COMPUTER-GENERATED MODEL OF THE QUATERNARY STRUCTURE OF ALPHA CRYSTALLIN IN THE LENS

Authors: GROTH-VASSELLI B - UMD-NJ MEDICAL SCHOOL; Kumosinski, Thomas; FARNSWORTH PATRI - UMD-NJ MEDICAL SCHOOL

Submitted to: Experimental Eye Research
Publication Type: Peer Reviewed Journal
Publication Acceptance Date: 3/1/1995
Publication Date: N/A
Citation: N/A

Interpretive Summary: Alpha-crystallin is the major protein in eye lenses and exists in several forms. How this protein self-assembles determines whether the lens will be transparent or develop cataracts, leading to partial or total blindness. Previously, we constructed a predicted three-dimensional structure of the individual alpha-crystallins. In this study, we constructed a self-assembled superstructure which complies with all known experimental results. This information will benefit pharmacologists who are designing drugs for eliminating cataracts and nutritionists who are evaluating the nutritional requirements necessary for prevention of cataract development.

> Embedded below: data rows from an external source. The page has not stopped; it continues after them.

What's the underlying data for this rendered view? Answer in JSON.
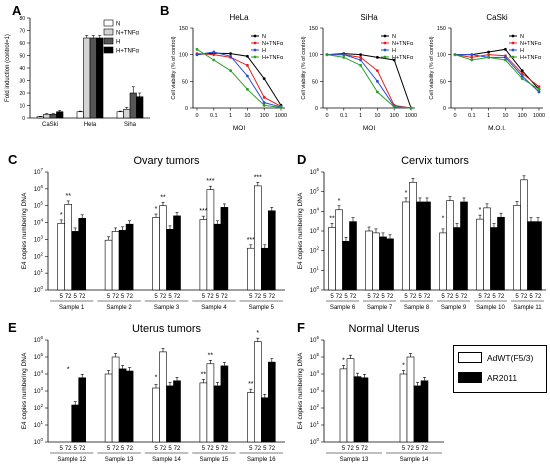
{
  "panels": {
    "A": {
      "label": "A"
    },
    "B": {
      "label": "B"
    },
    "C": {
      "label": "C",
      "title": "Ovary tumors"
    },
    "D": {
      "label": "D",
      "title": "Cervix tumors"
    },
    "E": {
      "label": "E",
      "title": "Uterus tumors"
    },
    "F": {
      "label": "F",
      "title": "Normal Uterus"
    }
  },
  "legend_F": {
    "open": "AdWT(F5/3)",
    "filled": "AR2011"
  },
  "colors": {
    "white_bar": "#ffffff",
    "black_bar": "#000000",
    "light_grey": "#d4d4d4",
    "dark_grey": "#555555",
    "N": "#000000",
    "N+TNFa": "#e02020",
    "H": "#2a4fd6",
    "H+TNFa": "#2aa02a"
  },
  "chart_data": [
    {
      "id": "A",
      "type": "bar",
      "title": "",
      "ylabel": "Fold induction (control=1)",
      "ylim": [
        0,
        80
      ],
      "yticks": [
        0,
        10,
        20,
        30,
        40,
        50,
        60,
        70,
        80
      ],
      "categories": [
        "CaSki",
        "Hela",
        "Siha"
      ],
      "series": [
        {
          "name": "N",
          "values": [
            1,
            5,
            5
          ]
        },
        {
          "name": "N+TNFα",
          "values": [
            3,
            64,
            7
          ]
        },
        {
          "name": "H",
          "values": [
            3,
            64,
            20
          ]
        },
        {
          "name": "H+TNFα",
          "values": [
            5,
            64,
            17
          ]
        }
      ],
      "errors": [
        [
          0.3,
          0.5,
          0.5
        ],
        [
          0.5,
          2,
          1.5
        ],
        [
          0.5,
          2,
          5
        ],
        [
          1,
          2,
          3
        ]
      ]
    },
    {
      "id": "B-HeLa",
      "type": "line",
      "title": "HeLa",
      "xlabel": "MOI",
      "ylabel": "Cell viability (% of control)",
      "ylim": [
        0,
        150
      ],
      "yticks": [
        0,
        50,
        100,
        150
      ],
      "x": [
        "0",
        "0.1",
        "1",
        "10",
        "100",
        "1000"
      ],
      "series": [
        {
          "name": "N",
          "values": [
            100,
            103,
            102,
            97,
            55,
            5
          ]
        },
        {
          "name": "N+TNFα",
          "values": [
            102,
            100,
            95,
            80,
            20,
            3
          ]
        },
        {
          "name": "H",
          "values": [
            100,
            105,
            97,
            60,
            10,
            2
          ]
        },
        {
          "name": "H+TNFα",
          "values": [
            110,
            90,
            70,
            35,
            5,
            1
          ]
        }
      ]
    },
    {
      "id": "B-SiHa",
      "type": "line",
      "title": "SiHa",
      "xlabel": "MOI",
      "ylabel": "Cell viability (% of control)",
      "ylim": [
        0,
        150
      ],
      "yticks": [
        0,
        50,
        100,
        150
      ],
      "x": [
        "0",
        "0.1",
        "1",
        "10",
        "100",
        "1000"
      ],
      "series": [
        {
          "name": "N",
          "values": [
            100,
            102,
            100,
            95,
            90,
            0
          ]
        },
        {
          "name": "N+TNFα",
          "values": [
            100,
            100,
            95,
            70,
            5,
            0
          ]
        },
        {
          "name": "H",
          "values": [
            100,
            100,
            90,
            50,
            3,
            0
          ]
        },
        {
          "name": "H+TNFα",
          "values": [
            100,
            95,
            80,
            30,
            2,
            0
          ]
        }
      ]
    },
    {
      "id": "B-CaSki",
      "type": "line",
      "title": "CaSki",
      "xlabel": "M.O.I.",
      "ylabel": "Cell viability (% of control)",
      "ylim": [
        0,
        150
      ],
      "yticks": [
        0,
        50,
        100,
        150
      ],
      "x": [
        "0",
        "0.1",
        "1",
        "10",
        "100",
        "1000"
      ],
      "series": [
        {
          "name": "N",
          "values": [
            100,
            100,
            105,
            110,
            70,
            35
          ]
        },
        {
          "name": "N+TNFα",
          "values": [
            100,
            95,
            100,
            98,
            65,
            40
          ]
        },
        {
          "name": "H",
          "values": [
            100,
            100,
            95,
            95,
            60,
            30
          ]
        },
        {
          "name": "H+TNFα",
          "values": [
            100,
            90,
            95,
            90,
            55,
            35
          ]
        }
      ]
    },
    {
      "id": "C",
      "type": "bar",
      "title": "Ovary tumors",
      "ylabel": "E4 copies numbering DNA",
      "yscale": "log",
      "ylim": [
        1,
        10000000
      ],
      "ytick_exponents": [
        0,
        1,
        2,
        3,
        4,
        5,
        6,
        7
      ],
      "timepoint_labels": [
        "5",
        "72",
        "5",
        "72"
      ],
      "groups": [
        "Sample 1",
        "Sample 2",
        "Sample 3",
        "Sample 4",
        "Sample 5"
      ],
      "series": [
        {
          "name": "AdWT(F5/3)",
          "values": [
            [
              9000,
              120000
            ],
            [
              900,
              3000
            ],
            [
              20000,
              100000
            ],
            [
              15000,
              900000
            ],
            [
              300,
              1500000
            ]
          ]
        },
        {
          "name": "AR2011",
          "values": [
            [
              3000,
              18000
            ],
            [
              3500,
              8000
            ],
            [
              4000,
              25000
            ],
            [
              8000,
              80000
            ],
            [
              300,
              50000
            ]
          ]
        }
      ],
      "annotations": {
        "Sample 1": [
          "*",
          "**"
        ],
        "Sample 2": [
          "",
          ""
        ],
        "Sample 3": [
          "*",
          "**"
        ],
        "Sample 4": [
          "***",
          "***"
        ],
        "Sample 5": [
          "***",
          "***"
        ]
      }
    },
    {
      "id": "D",
      "type": "bar",
      "title": "Cervix tumors",
      "ylabel": "E4 copies numbering DNA",
      "yscale": "log",
      "ylim": [
        1,
        1000000
      ],
      "ytick_exponents": [
        0,
        1,
        2,
        3,
        4,
        5,
        6
      ],
      "timepoint_labels": [
        "5",
        "72",
        "5",
        "72"
      ],
      "groups": [
        "Sample 6",
        "Sample 7",
        "Sample 8",
        "Sample 9",
        "Sample 10",
        "Sample 11"
      ],
      "series": [
        {
          "name": "AdWT(F5/3)",
          "values": [
            [
              1500,
              12000
            ],
            [
              1000,
              800
            ],
            [
              30000,
              300000
            ],
            [
              800,
              35000
            ],
            [
              4000,
              15000
            ],
            [
              20000,
              400000
            ]
          ]
        },
        {
          "name": "AR2011",
          "values": [
            [
              300,
              3000
            ],
            [
              500,
              400
            ],
            [
              30000,
              30000
            ],
            [
              1500,
              30000
            ],
            [
              1500,
              5000
            ],
            [
              3000,
              3000
            ]
          ]
        }
      ],
      "annotations": {
        "Sample 6": [
          "**",
          "*"
        ],
        "Sample 7": [
          "",
          ""
        ],
        "Sample 8": [
          "*",
          ""
        ],
        "Sample 9": [
          "*",
          ""
        ],
        "Sample 10": [
          "*",
          ""
        ],
        "Sample 11": [
          "",
          ""
        ]
      }
    },
    {
      "id": "E",
      "type": "bar",
      "title": "Uterus tumors",
      "ylabel": "E4 copies numbering DNA",
      "yscale": "log",
      "ylim": [
        1,
        1000000
      ],
      "ytick_exponents": [
        0,
        1,
        2,
        3,
        4,
        5,
        6
      ],
      "timepoint_labels": [
        "5",
        "72",
        "5",
        "72"
      ],
      "groups": [
        "Sample 12",
        "Sample 13",
        "Sample 14",
        "Sample 15",
        "Sample 16"
      ],
      "series": [
        {
          "name": "AdWT(F5/3)",
          "values": [
            [
              null,
              null
            ],
            [
              10000,
              100000
            ],
            [
              1500,
              200000
            ],
            [
              3000,
              40000
            ],
            [
              800,
              800000
            ]
          ]
        },
        {
          "name": "AR2011",
          "values": [
            [
              150,
              6000
            ],
            [
              20000,
              15000
            ],
            [
              2000,
              4000
            ],
            [
              2000,
              30000
            ],
            [
              400,
              50000
            ]
          ]
        }
      ],
      "annotations": {
        "Sample 12": [
          "",
          "*"
        ],
        "Sample 13": [
          "",
          ""
        ],
        "Sample 14": [
          "*",
          ""
        ],
        "Sample 15": [
          "**",
          "**"
        ],
        "Sample 16": [
          "**",
          "*"
        ]
      }
    },
    {
      "id": "F",
      "type": "bar",
      "title": "Normal Uterus",
      "ylabel": "E4 copies numbering DNA",
      "yscale": "log",
      "ylim": [
        1,
        1000000
      ],
      "ytick_exponents": [
        0,
        1,
        2,
        3,
        4,
        5,
        6
      ],
      "timepoint_labels": [
        "5",
        "72",
        "5",
        "72"
      ],
      "groups": [
        "Sample 13",
        "Sample 14"
      ],
      "series": [
        {
          "name": "AdWT(F5/3)",
          "values": [
            [
              20000,
              80000
            ],
            [
              10000,
              100000
            ]
          ]
        },
        {
          "name": "AR2011",
          "values": [
            [
              7000,
              6000
            ],
            [
              2000,
              4000
            ]
          ]
        }
      ],
      "annotations": {
        "Sample 13": [
          "*",
          ""
        ],
        "Sample 14": [
          "*",
          ""
        ]
      }
    }
  ]
}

Technical Abstract: The quaternary structure of alpha-crystallin is the missing link for defining its functions as a structural and chaperone protein on the molecular level. Alpha-crystallin exists in the lens as polydisperse, dynamic heteropolymers with varying ratios of alpha A and alpha B subunits (-20kD). We constructed quaternary structures of both hetero- and homo- polymers of varying molecular weights by using computer generated working models of the two subunits and their complex. The elongate, amphipathic nature of these 3-D subunits is best suited for construction of a micellar quaternary structure. Orientation of each subunit is dictated by the assumption that interactions of the hydrophobic N-termini are the driving force for aggregation. The models are "open" spherical micelles which contain an inner cavity defined by the proximal, hydrophobic N-terminal residues. The observed graded increase in aggregate radius with increased molecular weight can be attibuted to increases in the diameter of the inner cavity. The hydrophilic C-terminal domain of each subunit is exposed to the surface and imparts aggregate solubility. These quaternary structures agree well with the vast literature that has accumulated over the past several decades.